Seattle does not have enough shelter, much less housing, for even a fraction of its thousands of unsheltered residents; on a typical night, there are only a handful of available shelter beds. The number of beds available to the general population is reduced further by the fact that about a third of all shelter beds are reserved exclusively for the HOPE team to offer people whose encampments the city is about to sweep—a situation that a perverse incentive for people to move to encampments on the city’s “priority list” because it’s the best shot they have at actually getting a desirable shelter bed.

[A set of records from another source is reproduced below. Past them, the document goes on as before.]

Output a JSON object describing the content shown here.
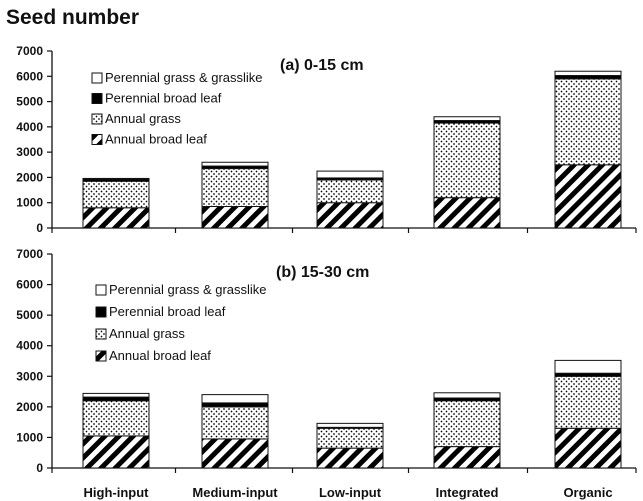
{
  "figure_title": "Seed number",
  "chart_data": [
    {
      "type": "bar",
      "stacked": true,
      "title": "(a)  0-15 cm",
      "categories": [
        "High-input",
        "Medium-input",
        "Low-input",
        "Integrated",
        "Organic"
      ],
      "ylim": [
        0,
        7000
      ],
      "yticks": [
        "0",
        "1000",
        "2000",
        "3000",
        "4000",
        "5000",
        "6000",
        "7000"
      ],
      "legend": [
        "Perennial grass & grasslike",
        "Perennial broad leaf",
        "Annual grass",
        "Annual broad leaf"
      ],
      "series": [
        {
          "name": "Annual broad leaf",
          "values": [
            800,
            850,
            1000,
            1200,
            2500
          ]
        },
        {
          "name": "Annual grass",
          "values": [
            1050,
            1500,
            900,
            2950,
            3400
          ]
        },
        {
          "name": "Perennial broad leaf",
          "values": [
            80,
            100,
            80,
            100,
            130
          ]
        },
        {
          "name": "Perennial grass & grasslike",
          "values": [
            30,
            150,
            270,
            150,
            170
          ]
        }
      ]
    },
    {
      "type": "bar",
      "stacked": true,
      "title": "(b)  15-30 cm",
      "categories": [
        "High-input",
        "Medium-input",
        "Low-input",
        "Integrated",
        "Organic"
      ],
      "ylim": [
        0,
        7000
      ],
      "yticks": [
        "0",
        "1000",
        "2000",
        "3000",
        "4000",
        "5000",
        "6000",
        "7000"
      ],
      "legend": [
        "Perennial grass & grasslike",
        "Perennial broad leaf",
        "Annual grass",
        "Annual broad leaf"
      ],
      "series": [
        {
          "name": "Annual broad leaf",
          "values": [
            1050,
            950,
            650,
            700,
            1300
          ]
        },
        {
          "name": "Annual grass",
          "values": [
            1150,
            1050,
            650,
            1500,
            1700
          ]
        },
        {
          "name": "Perennial broad leaf",
          "values": [
            120,
            130,
            30,
            90,
            100
          ]
        },
        {
          "name": "Perennial grass & grasslike",
          "values": [
            120,
            270,
            130,
            170,
            420
          ]
        }
      ]
    }
  ],
  "colors": {
    "axis": "#111111",
    "solid": "#000000",
    "fill": "#ffffff"
  }
}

Lewis, who has proposed building 12 new tiny house villages around the city, believes Seattle will eventually have enough tiny house villages that each one can mostly serve the surrounding neighborhood. “Maybe we do need to revisit the idea of increasing the number of villages and having they be dedicated” to surrounding geographic area,” he said. Starting next year, however, the city will relinquish much of its control over resources for people experiencing homelessness, when the new regional homelessness authority takes over almost all of the city’s contracts for homeless services.

The authority’s CEO, Marc Dones, has expressed skepticism about “proliferating” tiny house villages, arguing that they are less effective than other shelter options at moving people into permanent housing.

 

2 thoughts on “Scramble for Slots at New Tiny House Village Shows Consequences of Shelter Scarcity”

  1. We keep hearing there are only a handful of shelter beds but there is no accurate accounting of the number of homeless and where they are. At each encampment there are tents belonging to people who have a tiny house or hotel room. They use them to hangout but don’t live there. This needs to be stopped and accurate data on homey is what’s needed.

  2. I’ve had previous dealings. I don’t trust him. Stable housing for the unrepresented homeless are potential Pedersen agenda votes.